Review of KULTUS by Richard Ford

The anti-hero is huge in fantasy right now, and it’s been reflected in my reading choices of late. Of course, when I first got into reading fantasy, some of my favorite characters were antiheroes — questionable characters such as Raistlin Majere from the DragonLance novels I read as a teenager or Gerald Tarrant from C.S. Friedman’s Coldfire Trilogy.

Over the last few months, I’ve read the first two books in Sam Sykes’ Aeon’s Gate series (which I wasn’t a fan of), featuring a band of anti-heroes, and Douglas Hulick’s AMONG THIEVES (which I was most definitely a fan of). Thaddeus Blaklok from Richard Ford’s KULTUS fits right in with the rest — a hulking badass who seems to be part legend among the citizens of the Manufactory, the smog-filled steampunk city Thaddeus inhabits.

It’s a quick-paced book, weighing in under 300 pages, and Thaddeus spends most of it flying from one fight scene to the other. It’s like your prototypical big-screen action movie, and with it come some of the weaknesses that come with a breakneck race from action scene to action scene.

First off, while Blaklok’s character is loaded with potential, there are some flaws. For most of the book, we really don’t know much about him. He’s a mercenary, but at the same time he goes out of his way to protect innocents, or at the very least keep the bloodiest fighting out of the public arena where innocents can be slaughtered. In the final pages, it’s hinted that he has an overarching goal, but that’s literally in the final 3-4 pages of the book.

Also, we’re continually told that Thaddeus is a badass, including by Thaddeus himself, but he spends a lot of the book getting the crap kicked out of him. He’s captured at least four times, which seems like an awful lot for a guy who’s as dangerous as we’re led to believe, and there are several chapters that end with him escaping one fight only to be captured by another set of enemies who have arrived just in time to pick him off. After a while, it gets a bit old, as Ford ends each chapter with either Thaddeus being captured or a character making some ominous statement.

It’s also worth pointing out that early in the book Thaddeus has to rely on some luck to free himself from capture, but later it turns out he has all these incredible powers that weren’t demonstrated earlier, when his life was in just as much danger. I can’t help but look at some of the things he does in the book’s climactic scenes (which are pretty awesome) and wonder why he didn’t do them in the book’s first hundred pages.

While Thaddeus has the potential to become a more fully fleshed out character in subsequent books, the Manufactory itself also has potential. Just as the speed of the plot prevented Ford from explaining too much about Thaddeus, it also keeps us from getting much description of the world, which I’d have liked to learn more about. For the most part, Ford is too busy racing from fight scene to fight scene to slow things down and smell the roses — or, perhaps more accurately, the cloying odors of the Manufactory — but he does take a moment at the Repository of Unnatural History, making that one of the most memorable settings in the book and demonstrating that he certainly has the skill to interweave description into the storyline.

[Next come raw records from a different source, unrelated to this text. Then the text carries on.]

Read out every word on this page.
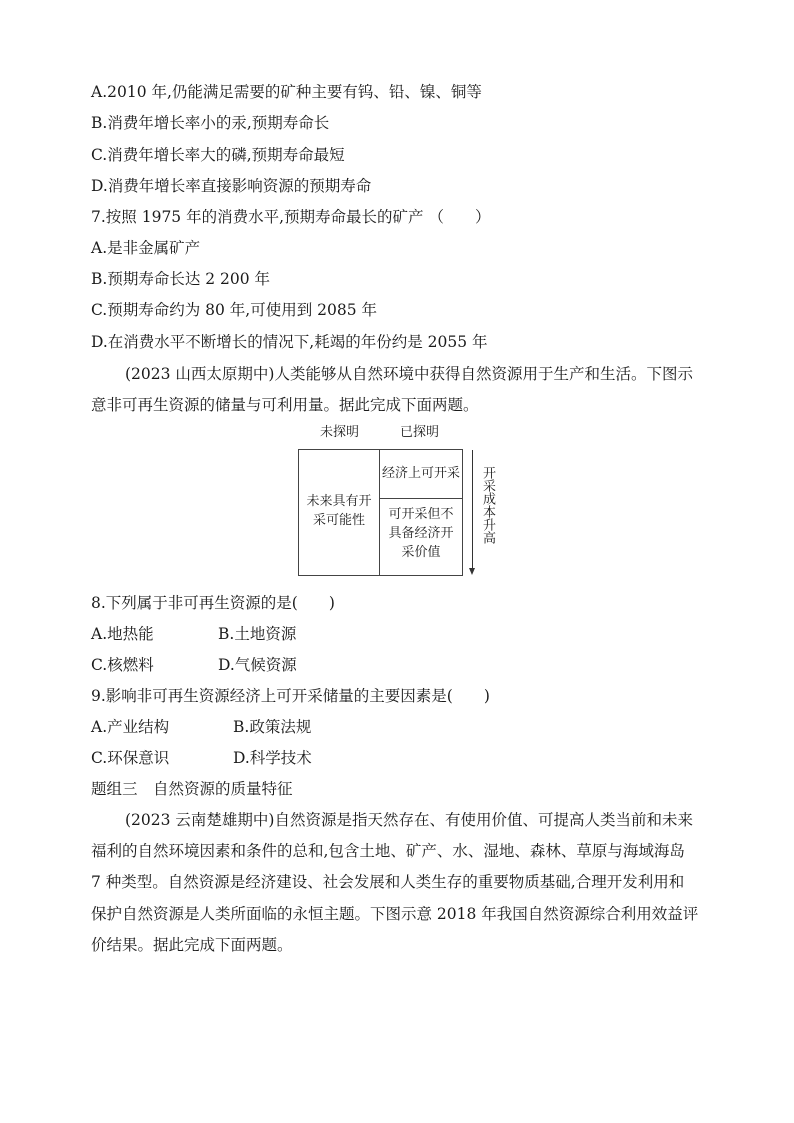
A.2010 年,仍能满足需要的矿种主要有钨、铅、镍、铜等
B.消费年增长率小的汞,预期寿命长
C.消费年增长率大的磷,预期寿命最短
D.消费年增长率直接影响资源的预期寿命
7.按照 1975 年的消费水平,预期寿命最长的矿产 （　　）
A.是非金属矿产
B.预期寿命长达 2 200 年
C.预期寿命约为 80 年,可使用到 2085 年
D.在消费水平不断增长的情况下,耗竭的年份约是 2055 年
(2023 山西太原期中)人类能够从自然环境中获得自然资源用于生产和生活。下图示
意非可再生资源的储量与可利用量。据此完成下面两题。
未探明	已探明
未来具有开
采可能性
经济上可开采
可开采但不
具备经济开
采价值
开采成本升高
8.下列属于非可再生资源的是(　　)
A.地热能	B.土地资源
C.核燃料	D.气候资源
9.影响非可再生资源经济上可开采储量的主要因素是(　　)
A.产业结构	B.政策法规
C.环保意识	D.科学技术
题组三　自然资源的质量特征
(2023 云南楚雄期中)自然资源是指天然存在、有使用价值、可提高人类当前和未来
福利的自然环境因素和条件的总和,包含土地、矿产、水、湿地、森林、草原与海域海岛
7 种类型。自然资源是经济建设、社会发展和人类生存的重要物质基础,合理开发利用和
保护自然资源是人类所面临的永恒主题。下图示意 2018 年我国自然资源综合利用效益评
价结果。据此完成下面两题。
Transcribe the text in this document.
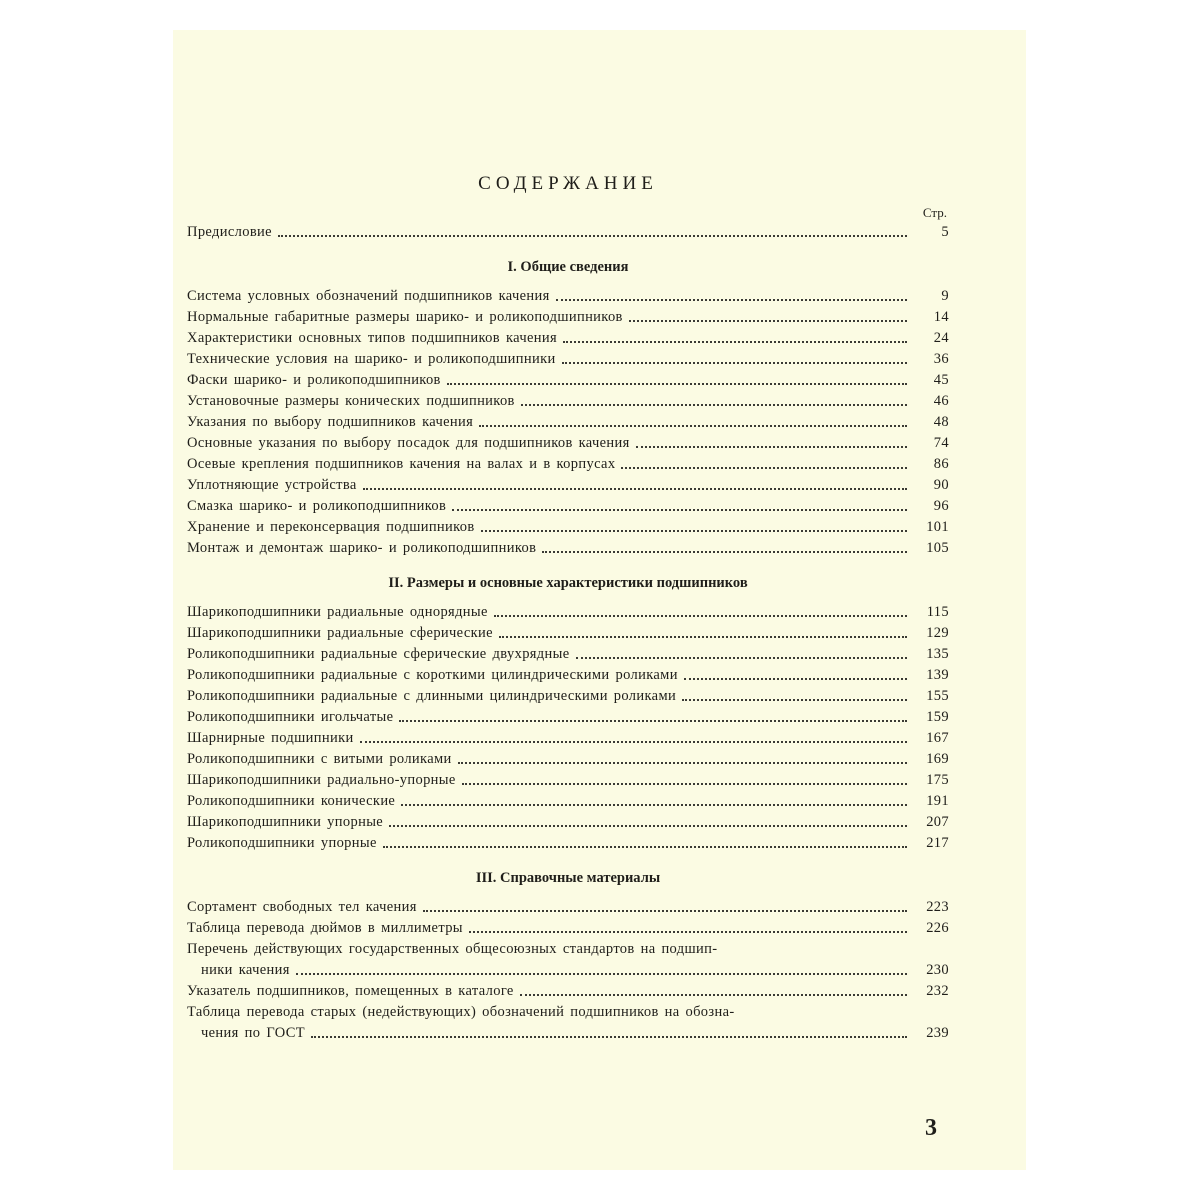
СОДЕРЖАНИЕ
Стр.
Предисловие	5
I. Общие сведения
Система условных обозначений подшипников качения	9
Нормальные габаритные размеры шарико- и роликоподшипников	14
Характеристики основных типов подшипников качения	24
Технические условия на шарико- и роликоподшипники	36
Фаски шарико- и роликоподшипников	45
Установочные размеры конических подшипников	46
Указания по выбору подшипников качения	48
Основные указания по выбору посадок для подшипников качения	74
Осевые крепления подшипников качения на валах и в корпусах	86
Уплотняющие устройства	90
Смазка шарико- и роликоподшипников	96
Хранение и переконсервация подшипников	101
Монтаж и демонтаж шарико- и роликоподшипников	105
II. Размеры и основные характеристики подшипников
Шарикоподшипники радиальные однорядные	115
Шарикоподшипники радиальные сферические	129
Роликоподшипники радиальные сферические двухрядные	135
Роликоподшипники радиальные с короткими цилиндрическими роликами	139
Роликоподшипники радиальные с длинными цилиндрическими роликами	155
Роликоподшипники игольчатые	159
Шарнирные подшипники	167
Роликоподшипники с витыми роликами	169
Шарикоподшипники радиально-упорные	175
Роликоподшипники конические	191
Шарикоподшипники упорные	207
Роликоподшипники упорные	217
III. Справочные материалы
Сортамент свободных тел качения	223
Таблица перевода дюймов в миллиметры	226
Перечень действующих государственных общесоюзных стандартов на подшип-
ники качения	230
Указатель подшипников, помещенных в каталоге	232
Таблица перевода старых (недействующих) обозначений подшипников на обозна-
чения по ГОСТ	239
3
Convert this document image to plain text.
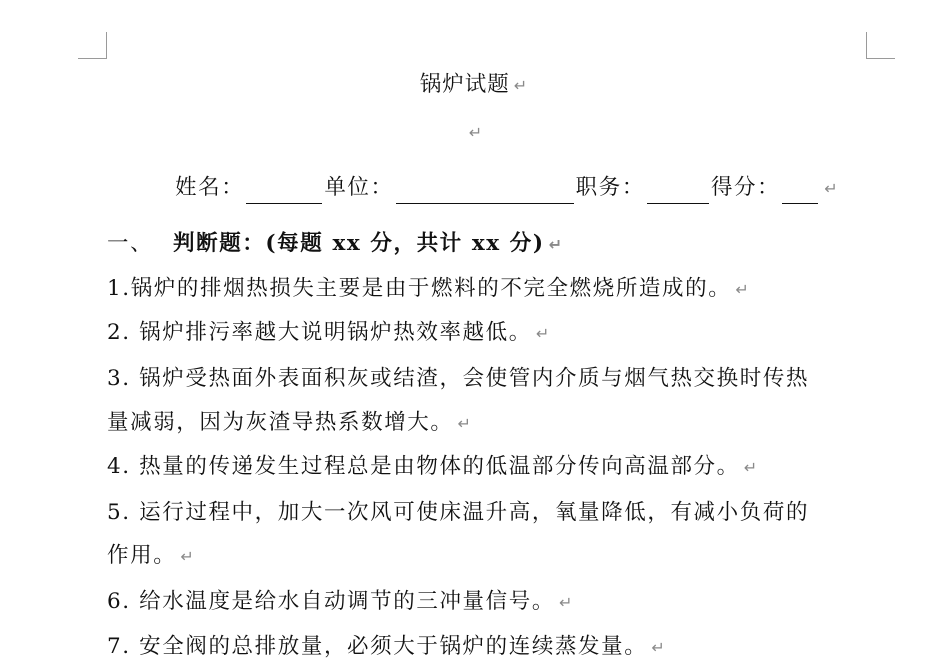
锅炉试题 ↵
↵
姓名：	单位：	职务：	得分：	↵
一、 判断题：(每题 xx 分，共计 xx 分) ↵
1.锅炉的排烟热损失主要是由于燃料的不完全燃烧所造成的。 ↵
2. 锅炉排污率越大说明锅炉热效率越低。 ↵
3. 锅炉受热面外表面积灰或结渣，会使管内介质与烟气热交换时传热
量减弱，因为灰渣导热系数增大。 ↵
4. 热量的传递发生过程总是由物体的低温部分传向高温部分。 ↵
5. 运行过程中，加大一次风可使床温升高，氧量降低，有减小负荷的
作用。 ↵
6. 给水温度是给水自动调节的三冲量信号。 ↵
7. 安全阀的总排放量，必须大于锅炉的连续蒸发量。 ↵
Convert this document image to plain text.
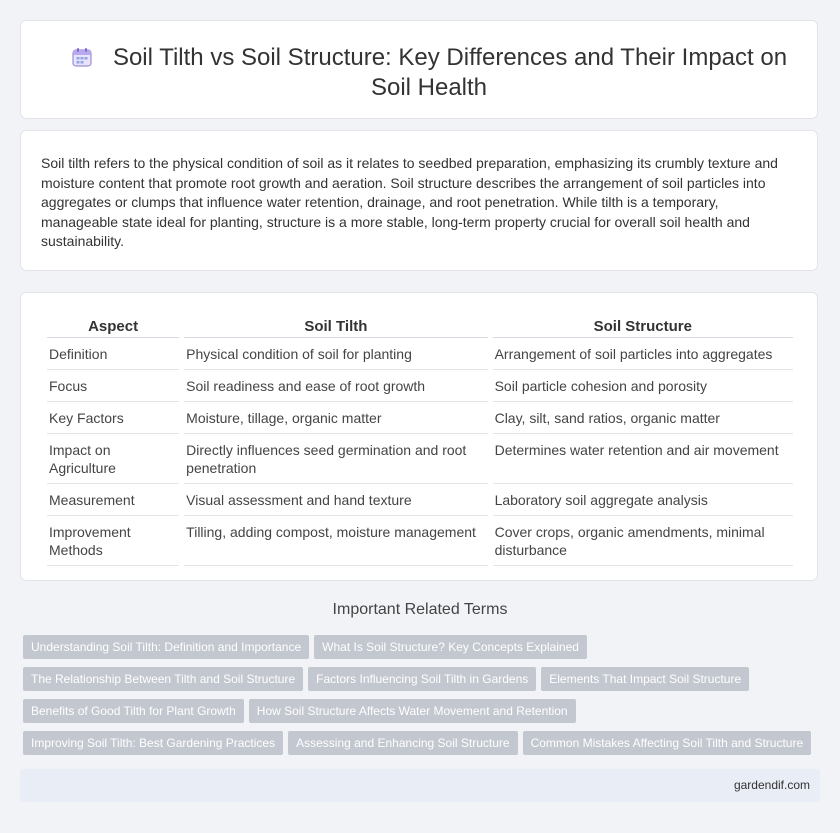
Soil Tilth vs Soil Structure: Key Differences and Their Impact on Soil Health

Soil tilth refers to the physical condition of soil as it relates to seedbed preparation, emphasizing its crumbly texture and moisture content that promote root growth and aeration. Soil structure describes the arrangement of soil particles into aggregates or clumps that influence water retention, drainage, and root penetration. While tilth is a temporary, manageable state ideal for planting, structure is a more stable, long-term property crucial for overall soil health and sustainability.

Aspect	Soil Tilth	Soil Structure
Definition	Physical condition of soil for planting	Arrangement of soil particles into aggregates
Focus	Soil readiness and ease of root growth	Soil particle cohesion and porosity
Key Factors	Moisture, tillage, organic matter	Clay, silt, sand ratios, organic matter
Impact on Agriculture	Directly influences seed germination and root penetration	Determines water retention and air movement
Measurement	Visual assessment and hand texture	Laboratory soil aggregate analysis
Improvement Methods	Tilling, adding compost, moisture management	Cover crops, organic amendments, minimal disturbance
Important Related Terms
Understanding Soil Tilth: Definition and Importance What Is Soil Structure? Key Concepts Explained
The Relationship Between Tilth and Soil Structure Factors Influencing Soil Tilth in Gardens Elements That Impact Soil Structure
Benefits of Good Tilth for Plant Growth How Soil Structure Affects Water Movement and Retention
Improving Soil Tilth: Best Gardening Practices Assessing and Enhancing Soil Structure Common Mistakes Affecting Soil Tilth and Structure
gardendif.com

It’s a good sign that I come away from the book wanting to know more about the main character and the setting — it shows that Ford has crafted a world I’m interested in — but I’d sure like for Ford to pay off my curiosity.

Overall, KULTUS isn’t as good as it could be, but it’s still a wild romp of a story with an intriguing protagonist and setting. Ford’s writing isn’t what it could be — he’s clumsy and repetitive at times, and some of Thaddeus’ exclamations, like this one here, bother me:

The Repository’s safeguards might be considered insurmountable by its custodians, but then again they had never tried to stop Thaddeus bleeding Blaklok!

But overall it’s a fun story and an interesting world. I’ll probably buy the next book in the series when it comes out in paperback, and hope Ford takes better advantage of the storytelling opportunities these characters and the world offer.